A nossa analogia, que apresenta o teísmo e o ateísmo como visões
que se impõem às pessoas com a força da objectividade, mas para as
quais não se podem apresentar provas, põe de lado uma certa forma de
agnosticismo. Este agnóstico argumenta que, não havendo provas nem de
que há Deus e nem de que não O há, então nem a fé nem o ateísmo se
justificam. Para o este agnóstico, não havendo provas, afirmar-se
crente ou ateu é teimosia, ilusão, vício subjectivo, irracional.

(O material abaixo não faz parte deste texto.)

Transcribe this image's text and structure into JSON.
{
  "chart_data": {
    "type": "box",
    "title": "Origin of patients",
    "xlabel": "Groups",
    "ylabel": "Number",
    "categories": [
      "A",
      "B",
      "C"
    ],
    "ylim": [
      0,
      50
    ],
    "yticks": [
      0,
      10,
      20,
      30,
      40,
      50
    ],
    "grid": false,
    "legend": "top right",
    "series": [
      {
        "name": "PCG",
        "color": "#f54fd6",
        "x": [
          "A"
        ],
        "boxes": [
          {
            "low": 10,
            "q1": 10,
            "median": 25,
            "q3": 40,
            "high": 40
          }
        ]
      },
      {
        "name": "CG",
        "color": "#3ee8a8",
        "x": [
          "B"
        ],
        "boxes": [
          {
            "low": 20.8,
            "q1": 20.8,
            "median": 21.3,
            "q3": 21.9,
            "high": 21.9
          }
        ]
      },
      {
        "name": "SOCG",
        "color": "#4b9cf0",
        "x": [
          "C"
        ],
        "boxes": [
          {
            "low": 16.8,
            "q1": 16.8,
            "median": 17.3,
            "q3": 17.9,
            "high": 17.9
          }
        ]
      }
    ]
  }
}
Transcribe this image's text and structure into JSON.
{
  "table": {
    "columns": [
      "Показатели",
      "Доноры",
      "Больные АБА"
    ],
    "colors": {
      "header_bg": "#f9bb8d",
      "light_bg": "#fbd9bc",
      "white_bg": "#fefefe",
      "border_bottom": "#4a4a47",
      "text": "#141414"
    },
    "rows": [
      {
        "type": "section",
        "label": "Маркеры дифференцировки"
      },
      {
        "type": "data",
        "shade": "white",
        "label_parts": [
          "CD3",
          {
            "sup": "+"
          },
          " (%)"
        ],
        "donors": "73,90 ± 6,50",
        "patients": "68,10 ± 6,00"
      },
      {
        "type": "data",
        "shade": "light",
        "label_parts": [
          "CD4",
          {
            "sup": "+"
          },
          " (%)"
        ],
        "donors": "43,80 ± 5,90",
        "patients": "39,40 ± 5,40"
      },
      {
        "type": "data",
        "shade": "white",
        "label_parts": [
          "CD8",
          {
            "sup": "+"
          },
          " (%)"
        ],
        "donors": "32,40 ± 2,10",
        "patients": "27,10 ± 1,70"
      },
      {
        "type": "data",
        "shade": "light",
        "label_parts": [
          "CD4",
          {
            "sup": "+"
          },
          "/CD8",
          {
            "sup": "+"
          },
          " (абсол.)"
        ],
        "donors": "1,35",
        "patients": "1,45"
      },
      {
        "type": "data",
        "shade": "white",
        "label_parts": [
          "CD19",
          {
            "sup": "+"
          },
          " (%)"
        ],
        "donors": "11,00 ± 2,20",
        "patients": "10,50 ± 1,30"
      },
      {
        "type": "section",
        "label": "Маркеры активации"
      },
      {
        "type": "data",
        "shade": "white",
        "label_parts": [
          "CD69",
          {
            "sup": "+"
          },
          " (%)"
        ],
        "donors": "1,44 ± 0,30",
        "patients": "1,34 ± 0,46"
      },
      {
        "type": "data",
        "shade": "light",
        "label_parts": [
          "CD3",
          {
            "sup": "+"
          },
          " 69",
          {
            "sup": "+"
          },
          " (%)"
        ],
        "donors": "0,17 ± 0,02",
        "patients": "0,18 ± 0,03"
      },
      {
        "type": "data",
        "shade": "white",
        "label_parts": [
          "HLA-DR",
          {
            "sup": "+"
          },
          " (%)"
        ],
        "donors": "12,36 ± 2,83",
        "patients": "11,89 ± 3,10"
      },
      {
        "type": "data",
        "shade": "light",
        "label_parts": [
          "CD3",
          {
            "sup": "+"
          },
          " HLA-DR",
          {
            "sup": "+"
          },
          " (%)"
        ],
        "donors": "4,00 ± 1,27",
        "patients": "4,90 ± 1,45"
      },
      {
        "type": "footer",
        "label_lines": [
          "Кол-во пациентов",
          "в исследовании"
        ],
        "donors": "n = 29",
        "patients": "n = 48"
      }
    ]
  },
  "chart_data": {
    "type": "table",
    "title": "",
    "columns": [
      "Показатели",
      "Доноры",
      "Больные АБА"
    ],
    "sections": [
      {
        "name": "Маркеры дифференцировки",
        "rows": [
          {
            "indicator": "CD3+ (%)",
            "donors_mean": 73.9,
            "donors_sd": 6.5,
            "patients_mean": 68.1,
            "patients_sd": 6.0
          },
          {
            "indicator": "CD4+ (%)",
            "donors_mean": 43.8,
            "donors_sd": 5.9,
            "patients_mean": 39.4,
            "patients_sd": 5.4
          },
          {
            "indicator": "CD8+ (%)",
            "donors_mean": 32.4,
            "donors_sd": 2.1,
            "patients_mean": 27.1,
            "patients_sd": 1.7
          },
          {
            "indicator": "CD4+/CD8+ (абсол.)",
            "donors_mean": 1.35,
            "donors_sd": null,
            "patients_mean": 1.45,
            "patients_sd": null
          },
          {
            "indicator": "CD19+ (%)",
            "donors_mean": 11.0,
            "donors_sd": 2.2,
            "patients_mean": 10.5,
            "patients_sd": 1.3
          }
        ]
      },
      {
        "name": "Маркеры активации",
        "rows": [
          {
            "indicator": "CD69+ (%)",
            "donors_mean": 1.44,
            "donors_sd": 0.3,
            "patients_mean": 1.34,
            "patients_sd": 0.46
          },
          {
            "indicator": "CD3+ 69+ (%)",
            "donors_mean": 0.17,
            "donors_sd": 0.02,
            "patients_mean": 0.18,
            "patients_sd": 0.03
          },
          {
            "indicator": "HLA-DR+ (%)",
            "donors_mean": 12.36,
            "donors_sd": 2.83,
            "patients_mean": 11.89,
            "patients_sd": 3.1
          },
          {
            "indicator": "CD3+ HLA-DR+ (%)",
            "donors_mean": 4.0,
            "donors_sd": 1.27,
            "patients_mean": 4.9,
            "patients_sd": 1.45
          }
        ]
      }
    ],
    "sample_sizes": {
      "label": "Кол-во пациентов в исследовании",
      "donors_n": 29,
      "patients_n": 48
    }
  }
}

Aceitaremos, claro, que as visões do crente ou do ateu dependem do modo
como as suas mentes funcionam. Mas isso não permite equipará-la a
doenças da subjectividade nas quais dizemos que a pessoa delira e vê
irrealidades ... Não há nada de errado, ilusório ou vicioso na cena
em que uma pessoa vê uma nuvem semelhante a um comboio a vapor, ao lado
de outra que vê um elefante na mesma nuvem. Ao condenar o crente e o
descrente, o agnóstico não percebeu a interessante característica
desta situação - a de nela subjectividade e objectividade não se
apresentarem como naquelas situações em que faz sentido pedir provas.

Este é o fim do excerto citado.